One quiet evening in Salisbury, the peace is shattered by a serious car crash. At that moment, five lives collide – a flower seller, a schoolboy, an army wife, a security guard, a widower – all facing their own personal disasters. As one of those lives hangs in the balance, the stories of all five unwind, drawn together by connection and coincidence into a web of love, grief, disenchantment and hope that perfectly represents the joys and tragedies of small town life. Amazon

Penguin Books UK thought I’d like a copy of The Last Days of Summer by debut novelist Vanessa Ronan, which will be published on 5 May 2016.

The Last Days of Summer

Blurb

She can forgive. They can’t forget.
After ten years in the Huntsville State Penitentiary, Jasper Curtis returns home to live with his sister and her two daughters. Lizzie does not know who she’s letting into her home: the brother she grew up loving or the monster he became.
Teenage Katie distrusts this strange man in their home but eleven-year-old Joanne is just intrigued by her new uncle.
Jasper says he’s all done with trouble, but in a forgotten prairie town that knows no forgiveness, it does not take long for trouble to arrive at their door … Amazon

I also have a copy of The Butcher Bird by S.D. Sykes despite not having read my Christmas gift of the first in the series Plague Land

The Butcher Bird

Blurb

Oswald de Lacy is growing up fast in his new position as Lord of Somershill Manor.
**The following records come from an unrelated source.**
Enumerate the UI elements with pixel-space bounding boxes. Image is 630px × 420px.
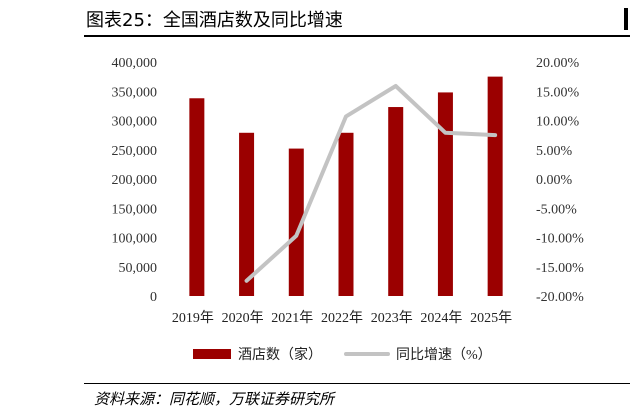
bar	[288, 148, 304, 296]
bar	[437, 92, 453, 296]
legend-label-line: 同比增速（%）	[396, 347, 492, 363]
right-tick-label: 20.00%	[536, 56, 580, 71]
legend-swatch-bars	[193, 349, 231, 359]
growth-line	[244, 83, 498, 283]
left-tick-label: 200,000	[112, 173, 158, 188]
edge-marker	[624, 8, 628, 30]
left-tick-label: 400,000	[112, 56, 158, 71]
right-tick-label: -10.00%	[536, 232, 584, 247]
title-bar: 图表25：全国酒店数及同比增速	[0, 0, 630, 37]
chart-title: 图表25：全国酒店数及同比增速	[86, 10, 343, 31]
bar	[239, 132, 255, 296]
line-series	[244, 83, 498, 283]
left-tick-label: 250,000	[112, 144, 158, 159]
right-tick-label: -15.00%	[536, 261, 584, 276]
right-axis: -20.00% -15.00% -10.00% -5.00% 0.00% 5.00% 10.…	[536, 56, 584, 305]
left-axis: 0 50,000 100,000 150,000 200,000 250,000 300,0…	[112, 56, 158, 305]
source-note: 资料来源：同花顺，万联证券研究所	[94, 390, 335, 408]
x-tick-label: 2021年	[271, 310, 313, 326]
right-tick-label: 0.00%	[536, 173, 573, 188]
x-tick-label: 2025年	[470, 310, 512, 326]
x-axis: 2019年 2020年 2021年 2022年 2023年 2024年 2025年	[172, 310, 512, 326]
right-tick-label: -5.00%	[536, 202, 577, 217]
left-tick-label: 300,000	[112, 115, 158, 130]
bar-series	[189, 76, 503, 297]
x-tick-label: 2019年	[172, 310, 214, 326]
right-tick-label: 10.00%	[536, 115, 580, 130]
legend: 酒店数（家） 同比增速（%）	[193, 346, 492, 363]
bar	[338, 132, 354, 296]
left-tick-label: 0	[150, 290, 157, 305]
x-tick-label: 2024年	[420, 310, 462, 326]
x-tick-label: 2020年	[222, 310, 264, 326]
left-tick-label: 50,000	[119, 261, 158, 276]
left-tick-label: 150,000	[112, 202, 158, 217]
x-tick-label: 2023年	[371, 310, 413, 326]
bar	[388, 107, 404, 296]
right-tick-label: 5.00%	[536, 144, 573, 159]
legend-label-bars: 酒店数（家）	[238, 346, 322, 363]
left-tick-label: 350,000	[112, 85, 158, 100]
x-tick-label: 2022年	[321, 310, 363, 326]
source-rule	[84, 383, 630, 384]
right-tick-label: -20.00%	[536, 290, 584, 305]
right-tick-label: 15.00%	[536, 85, 580, 100]
title-rule	[84, 35, 630, 37]
bar	[189, 98, 205, 297]
bar	[487, 76, 503, 296]
left-tick-label: 100,000	[112, 232, 158, 247]
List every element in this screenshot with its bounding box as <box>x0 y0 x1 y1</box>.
The Black Death changed many things, and just as it took away his father and elder brothers, leaving Oswald to be recalled from the monastery where he expected to spend his life, so it has taken many of his villagers and servants. However, there is still the same amount of work to be done in the farms and fields, and the few people left to do it think they should be paid more – something the King himself has forbidden.
Just as anger begins to spread, the story of the Butcher Bird takes flight. People claim to have witnessed a huge creature in the skies. A new-born baby is found impaled on a thorn bush. And then more children disappear.
Convinced the bird is just a superstitious rumour, Oswald must discover what is really happening. He can expect no help from his snobbish mother and his scheming sister Clemence, who is determined to protect her own child, but happy to neglect her step-daughters.
From the plague-ruined villages of Kent to the thief-infested streets of London and the luxurious bedchamber of a bewitching lady, Oswald’s journey is full of danger, dark intrigue and shocking revelations. Amazon

… and if that lot wasn’t enough, I also have bought myself a copy of The Poison Principle by Gail Bell recommended by Hayley from Rather Too Fond of Books following my review of The Secret Poisoner

The Poison Principle

Blurb

When Dr William Macbeth poisoned two of his sons in 1927, his wife and sister hid the murders in the intensely private realm of family secrets. Like the famous poisoner Dr Crippen, Macbeth behaved as if he were immune to consequences; unlike Crippen, he avoided detection and punishment. Or did he? Secrets can be as corrosive as poison and, as time passed, the story of Dr William Macbeth, well-dressed poisoner, haunted and divided his descendants. Macbeth’s granddaughter Gail Bell, who grew up with the story, spent ten years reading the literature of poisoning in order to understand Macbeth’s life. A chemist herself, she listened for echoes in the great cases of the 19th and 20th centuries, in myths, fiction and poison lore. This intricate story, with a moving twist at the end, is a book about family guilt and secrets, and also an exploration of the nature of death itself – as Bell turns to her grandfather’s poisonous predecessors, from Cleopatra, Madame Bovary and Napoleon, as well as looking at Harold Shipman. Amazon

So after that massive selection my poor TBR watch has gone somewhat awry, but they all do look so good!!

PicMonkey Collage TBR

TBR WATCH
Since my last count I have read 3 books, and gained, 8 so the total has shot up to 177 books!
91 physical books
68 e-books
18 books on NetGalley

 

What have you found to read this week? Please don’t tempt me too much!